Experts concerned despite bills dropping by Sh33b
Pending bills continue to haunt the country as counties and State firms drag their feet in complying with directives to clear arrears to contractors and suppliers.
Although the bills dropped by Sh33.2 billion in the period ended March 31, experts warn the pace of settlement is still too slow to ease liquidity constraints faced by firms which threaten to drive them into bankruptcy, or increase their likelihood of defaulting on loans.
During the three month period, the figure stood at Sh434.5 billion down from Sh467.7 billion owed suppliers at the end of December 31, 2021, according to the latest quarterly economic and budget review document by the National Treasury and Planning ministry.
Treasury Cabinet Secretary Ukur Yatani while delivering 2022/23 budget last month directed government ministries, departments and agencies and county governments to clear all their pending bills by June 30. “Though some progress was noted in settlement of these bills by the National and County governments, we still have challenges where a number of suppliers are owed large amounts of money, “ he said.
Financial indiscipline
Samuel Nyandemo, a senior economics lecturer at the University of Nairobi attributed the slight drop in the levels in the first quarter of the year, to delayed release of funds by National Treasury because of constraints in cash flow financial indiscipline and corruption at the county level.

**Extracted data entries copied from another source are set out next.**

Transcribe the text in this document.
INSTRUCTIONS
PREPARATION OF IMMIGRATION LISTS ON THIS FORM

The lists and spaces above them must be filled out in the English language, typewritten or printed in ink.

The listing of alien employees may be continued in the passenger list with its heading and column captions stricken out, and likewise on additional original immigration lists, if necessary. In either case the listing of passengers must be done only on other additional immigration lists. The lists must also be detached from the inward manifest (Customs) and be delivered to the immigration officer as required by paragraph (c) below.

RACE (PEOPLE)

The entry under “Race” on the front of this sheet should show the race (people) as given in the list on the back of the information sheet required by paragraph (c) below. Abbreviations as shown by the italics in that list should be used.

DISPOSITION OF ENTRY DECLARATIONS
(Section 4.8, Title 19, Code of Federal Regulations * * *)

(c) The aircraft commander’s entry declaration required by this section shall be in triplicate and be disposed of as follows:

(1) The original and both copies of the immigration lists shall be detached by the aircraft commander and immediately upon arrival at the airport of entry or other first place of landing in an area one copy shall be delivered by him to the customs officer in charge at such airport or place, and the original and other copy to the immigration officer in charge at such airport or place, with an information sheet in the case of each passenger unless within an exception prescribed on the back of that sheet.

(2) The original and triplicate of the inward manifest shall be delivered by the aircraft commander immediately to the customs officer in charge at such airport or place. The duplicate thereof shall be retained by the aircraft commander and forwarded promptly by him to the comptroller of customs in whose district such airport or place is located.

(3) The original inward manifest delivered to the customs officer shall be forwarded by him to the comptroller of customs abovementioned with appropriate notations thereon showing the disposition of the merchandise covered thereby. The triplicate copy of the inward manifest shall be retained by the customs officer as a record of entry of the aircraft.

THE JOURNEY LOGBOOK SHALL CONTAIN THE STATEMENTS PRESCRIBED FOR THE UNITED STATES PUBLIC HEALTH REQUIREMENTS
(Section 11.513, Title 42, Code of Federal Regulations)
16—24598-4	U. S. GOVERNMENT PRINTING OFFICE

“Whatever is used comes from the National Treasury, which is constrained by paying public debt. Treasury’s cash flow has also been affected by a shrinking revenue base and also the effect of the Covid-19 pandemic, where most of the money was used in the stimulus package,” he said.
As at March 31, 2022, Kenya’s total public debt was Sh8.4 trillion, well within reach of the Sh9 trillion ceiling set by the National Treasury. According to the quarterly review, the stock of gross domestic debt increased by Sh622.5 billion from Sh3.6 trillion in March 2021 to 4.2 trillion in March, 2022, bringing it at par with the country’s external borrowing including international sovereign bond.
External borrowing stood at Sh4.2 trillion in the review period. This was against total revenue collected including appropriation in aid amounting to Sh1.52 trillion against a target of Sh1.50 trillion, which was above target by Sh14.3 billion driven by above target performance of ordinary revenue.
The burden of mounting public debt is underscored by the fact that it will become the country’s single largest expenditure of the national government, with projected expenditure by the National Treasury mandarins putting the service levels at Sh1.36 trillion in the fiscal year 2022/2023, up from Sh1.15 trillion the previous fiscal year.
Nyandemo also attributed the large stock of unpaid bills, especially at the county level to corruption, where officials such as procurement officers demanded kick-backs and that led to delays in release of the funds.
Financial fidelity
While agreeing with Nyandemo, a finance lecturer at the United States International University who preferred anonymity said there is need to enact legislation to compel authorities to exercise financial fidelity and discipline by “undertaking projects within the budgetary provisions and paying service providers promptly according to the terms of engagement.”
The pending bills comprise of Sh385.6 billion (88.7 percent) and Sh48.9 billion (11.3 per cent) for the State Corporations and Ministries/ State Departments and other government entities, respectively.